The difference between Fulci and Wright's heroines is that unlike poor Virginia (her musical watch notwithstanding), Ellie succeeds in changing what would have been seen as inevitable. Not just that she survives the nightmare. She finds a balance for her sensitivity. London doesn't break her. Her artistic pursuits continue. Threats don't make her cower. And in a most poignant turn, she even changes the fate of Alexandra Collins: rather than watch her commit suicide in a state of self-loathing, Ellie intervenes and demonstrates that she has born witness to the promise and ache of young Sandie, she is that one person that understood her and what was lost so many years ago to a band of predators. Ms. Collins will have to face a fiery, lacerating death for the lives she ended, but she knows now, in her final moments, in the memory of one girl, she will not die as a monster.
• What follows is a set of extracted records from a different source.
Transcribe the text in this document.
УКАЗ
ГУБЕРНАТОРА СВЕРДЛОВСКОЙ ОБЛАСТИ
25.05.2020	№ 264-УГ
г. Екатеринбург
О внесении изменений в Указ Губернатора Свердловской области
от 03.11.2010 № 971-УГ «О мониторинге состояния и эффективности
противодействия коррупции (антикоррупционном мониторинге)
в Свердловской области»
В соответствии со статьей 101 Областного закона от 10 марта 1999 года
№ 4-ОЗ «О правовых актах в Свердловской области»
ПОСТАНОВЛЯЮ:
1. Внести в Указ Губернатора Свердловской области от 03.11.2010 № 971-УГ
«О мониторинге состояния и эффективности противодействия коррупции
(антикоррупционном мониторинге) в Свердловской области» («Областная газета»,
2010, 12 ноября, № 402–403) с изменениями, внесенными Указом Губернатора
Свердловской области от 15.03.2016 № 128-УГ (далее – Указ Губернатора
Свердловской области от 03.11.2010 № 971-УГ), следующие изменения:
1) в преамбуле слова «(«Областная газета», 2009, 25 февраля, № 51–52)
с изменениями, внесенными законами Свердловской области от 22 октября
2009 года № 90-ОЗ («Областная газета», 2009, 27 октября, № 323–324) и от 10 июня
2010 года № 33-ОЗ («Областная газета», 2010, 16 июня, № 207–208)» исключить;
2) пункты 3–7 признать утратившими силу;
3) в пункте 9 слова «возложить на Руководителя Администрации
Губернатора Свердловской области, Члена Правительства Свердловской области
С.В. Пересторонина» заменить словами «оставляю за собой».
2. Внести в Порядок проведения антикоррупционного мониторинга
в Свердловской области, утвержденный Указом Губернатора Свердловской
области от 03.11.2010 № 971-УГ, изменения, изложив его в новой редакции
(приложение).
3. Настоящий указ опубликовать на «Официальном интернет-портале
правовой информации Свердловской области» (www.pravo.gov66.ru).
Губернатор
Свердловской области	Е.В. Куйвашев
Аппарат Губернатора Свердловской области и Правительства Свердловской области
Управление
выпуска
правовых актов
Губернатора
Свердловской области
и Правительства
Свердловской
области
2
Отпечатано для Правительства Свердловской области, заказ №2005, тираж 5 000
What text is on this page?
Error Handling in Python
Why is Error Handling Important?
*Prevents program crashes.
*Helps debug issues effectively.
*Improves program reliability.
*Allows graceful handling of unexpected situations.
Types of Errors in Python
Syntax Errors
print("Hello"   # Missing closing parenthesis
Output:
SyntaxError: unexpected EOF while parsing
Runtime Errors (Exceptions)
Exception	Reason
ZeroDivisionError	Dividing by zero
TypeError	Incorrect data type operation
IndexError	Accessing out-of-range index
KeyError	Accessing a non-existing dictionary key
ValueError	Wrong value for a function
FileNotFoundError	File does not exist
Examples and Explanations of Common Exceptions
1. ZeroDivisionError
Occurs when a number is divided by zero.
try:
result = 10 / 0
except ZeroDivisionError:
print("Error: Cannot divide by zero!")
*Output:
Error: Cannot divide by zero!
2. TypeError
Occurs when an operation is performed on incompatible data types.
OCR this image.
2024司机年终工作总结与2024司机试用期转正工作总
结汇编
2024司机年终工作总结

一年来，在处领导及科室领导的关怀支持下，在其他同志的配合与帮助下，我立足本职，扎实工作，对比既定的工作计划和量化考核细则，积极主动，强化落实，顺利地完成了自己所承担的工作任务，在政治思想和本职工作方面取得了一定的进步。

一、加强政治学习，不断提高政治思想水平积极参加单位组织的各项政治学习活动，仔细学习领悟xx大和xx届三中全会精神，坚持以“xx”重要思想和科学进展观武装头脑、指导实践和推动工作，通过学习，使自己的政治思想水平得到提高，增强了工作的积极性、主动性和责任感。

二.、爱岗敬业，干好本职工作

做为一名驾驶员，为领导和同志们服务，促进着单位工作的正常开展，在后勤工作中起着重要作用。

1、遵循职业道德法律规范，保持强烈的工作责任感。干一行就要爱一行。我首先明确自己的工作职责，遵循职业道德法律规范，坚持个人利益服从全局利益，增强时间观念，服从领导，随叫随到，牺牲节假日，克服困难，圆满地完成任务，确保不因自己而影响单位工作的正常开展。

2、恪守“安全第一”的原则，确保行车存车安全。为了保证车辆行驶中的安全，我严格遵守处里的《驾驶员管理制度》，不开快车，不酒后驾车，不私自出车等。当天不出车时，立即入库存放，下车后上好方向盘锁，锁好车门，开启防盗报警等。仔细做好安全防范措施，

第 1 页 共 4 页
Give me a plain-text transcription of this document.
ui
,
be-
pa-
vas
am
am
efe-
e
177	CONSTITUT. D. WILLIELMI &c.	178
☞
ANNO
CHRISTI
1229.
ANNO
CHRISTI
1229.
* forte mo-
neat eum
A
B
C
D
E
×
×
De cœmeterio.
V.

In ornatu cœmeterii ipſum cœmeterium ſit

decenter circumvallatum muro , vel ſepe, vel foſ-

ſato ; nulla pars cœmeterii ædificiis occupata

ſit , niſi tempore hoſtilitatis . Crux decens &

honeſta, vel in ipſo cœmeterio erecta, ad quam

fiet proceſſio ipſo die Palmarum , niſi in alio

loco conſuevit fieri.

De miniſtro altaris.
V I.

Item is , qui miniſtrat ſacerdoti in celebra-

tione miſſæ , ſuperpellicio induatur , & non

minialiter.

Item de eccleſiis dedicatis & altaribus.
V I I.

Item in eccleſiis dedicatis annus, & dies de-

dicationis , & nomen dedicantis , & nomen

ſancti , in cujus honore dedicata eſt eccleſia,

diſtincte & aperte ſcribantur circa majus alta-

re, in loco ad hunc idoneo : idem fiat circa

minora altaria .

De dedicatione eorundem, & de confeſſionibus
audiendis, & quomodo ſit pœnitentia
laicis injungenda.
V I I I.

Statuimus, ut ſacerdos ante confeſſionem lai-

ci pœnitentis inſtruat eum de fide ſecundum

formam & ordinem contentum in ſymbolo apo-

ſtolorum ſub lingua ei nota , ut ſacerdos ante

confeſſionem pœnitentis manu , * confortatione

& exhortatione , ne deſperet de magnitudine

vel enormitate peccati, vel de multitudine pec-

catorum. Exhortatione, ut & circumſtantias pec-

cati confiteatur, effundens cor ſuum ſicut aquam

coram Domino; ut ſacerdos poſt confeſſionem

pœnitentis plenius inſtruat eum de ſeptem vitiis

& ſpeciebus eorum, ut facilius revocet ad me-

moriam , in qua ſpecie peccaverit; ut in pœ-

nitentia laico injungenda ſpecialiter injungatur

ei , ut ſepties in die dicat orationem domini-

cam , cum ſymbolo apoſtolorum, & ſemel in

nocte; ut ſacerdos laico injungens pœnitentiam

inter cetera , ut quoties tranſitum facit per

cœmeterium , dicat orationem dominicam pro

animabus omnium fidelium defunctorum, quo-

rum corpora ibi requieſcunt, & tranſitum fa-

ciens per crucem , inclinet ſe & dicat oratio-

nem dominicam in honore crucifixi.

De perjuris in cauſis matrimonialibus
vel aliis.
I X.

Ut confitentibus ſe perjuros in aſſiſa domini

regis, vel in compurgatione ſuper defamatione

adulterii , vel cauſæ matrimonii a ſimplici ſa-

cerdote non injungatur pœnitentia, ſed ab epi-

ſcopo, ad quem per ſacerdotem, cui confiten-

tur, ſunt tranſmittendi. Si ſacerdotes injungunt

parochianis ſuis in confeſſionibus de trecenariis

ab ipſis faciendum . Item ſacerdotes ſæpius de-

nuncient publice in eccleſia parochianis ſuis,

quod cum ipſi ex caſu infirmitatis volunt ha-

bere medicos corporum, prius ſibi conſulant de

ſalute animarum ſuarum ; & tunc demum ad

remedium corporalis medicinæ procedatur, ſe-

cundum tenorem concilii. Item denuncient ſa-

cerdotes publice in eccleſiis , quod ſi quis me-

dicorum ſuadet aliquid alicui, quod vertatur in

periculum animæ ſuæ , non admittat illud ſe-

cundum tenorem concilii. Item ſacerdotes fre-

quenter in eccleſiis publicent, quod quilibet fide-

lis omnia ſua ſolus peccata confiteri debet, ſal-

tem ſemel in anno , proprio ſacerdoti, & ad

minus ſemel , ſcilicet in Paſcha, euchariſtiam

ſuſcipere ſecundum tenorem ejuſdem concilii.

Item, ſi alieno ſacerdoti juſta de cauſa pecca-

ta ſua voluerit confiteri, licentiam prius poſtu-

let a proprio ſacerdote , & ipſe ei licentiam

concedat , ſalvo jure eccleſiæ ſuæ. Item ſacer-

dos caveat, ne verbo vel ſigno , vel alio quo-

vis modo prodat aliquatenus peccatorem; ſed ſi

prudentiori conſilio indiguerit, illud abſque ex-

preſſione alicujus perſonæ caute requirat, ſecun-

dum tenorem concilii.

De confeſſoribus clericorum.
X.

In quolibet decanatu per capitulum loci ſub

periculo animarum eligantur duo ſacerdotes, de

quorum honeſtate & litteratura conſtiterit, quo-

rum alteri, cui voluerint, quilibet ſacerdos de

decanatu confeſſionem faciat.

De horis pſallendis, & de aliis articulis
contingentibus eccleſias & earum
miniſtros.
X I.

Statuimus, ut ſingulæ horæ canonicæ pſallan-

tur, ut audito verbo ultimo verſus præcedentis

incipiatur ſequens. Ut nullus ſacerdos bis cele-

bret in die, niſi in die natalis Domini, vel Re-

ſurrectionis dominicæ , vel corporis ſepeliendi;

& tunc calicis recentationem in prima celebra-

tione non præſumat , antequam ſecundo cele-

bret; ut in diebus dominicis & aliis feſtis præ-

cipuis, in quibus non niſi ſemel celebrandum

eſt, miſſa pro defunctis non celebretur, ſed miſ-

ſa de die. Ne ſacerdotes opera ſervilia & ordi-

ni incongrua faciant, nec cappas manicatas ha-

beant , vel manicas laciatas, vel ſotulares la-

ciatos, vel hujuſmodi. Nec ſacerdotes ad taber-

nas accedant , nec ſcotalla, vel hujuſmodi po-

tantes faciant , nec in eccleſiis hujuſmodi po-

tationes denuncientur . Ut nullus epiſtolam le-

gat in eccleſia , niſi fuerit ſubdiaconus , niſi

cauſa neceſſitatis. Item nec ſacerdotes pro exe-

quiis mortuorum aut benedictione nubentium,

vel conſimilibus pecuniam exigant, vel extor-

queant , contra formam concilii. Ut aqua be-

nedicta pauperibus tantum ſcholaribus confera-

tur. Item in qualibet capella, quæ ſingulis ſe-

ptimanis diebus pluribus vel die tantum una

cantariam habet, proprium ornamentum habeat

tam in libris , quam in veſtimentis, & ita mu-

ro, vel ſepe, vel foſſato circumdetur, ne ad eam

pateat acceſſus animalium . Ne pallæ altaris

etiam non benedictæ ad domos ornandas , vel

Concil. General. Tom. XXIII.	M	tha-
In years to come, Ellie Turner may not become a popular cosplay subject like other Edgar Wright heroes, but her instincts for empathy, adventure, discovery, justice, and trusting in even the aspects of herself that others would mock, may well make her something better for the random distressed soul who sits down to watch LAST NIGHT IN SOHO for a little distraction: an understanding surrogate. Someone Sandie never had. Someone too many sweet souls of the past never had.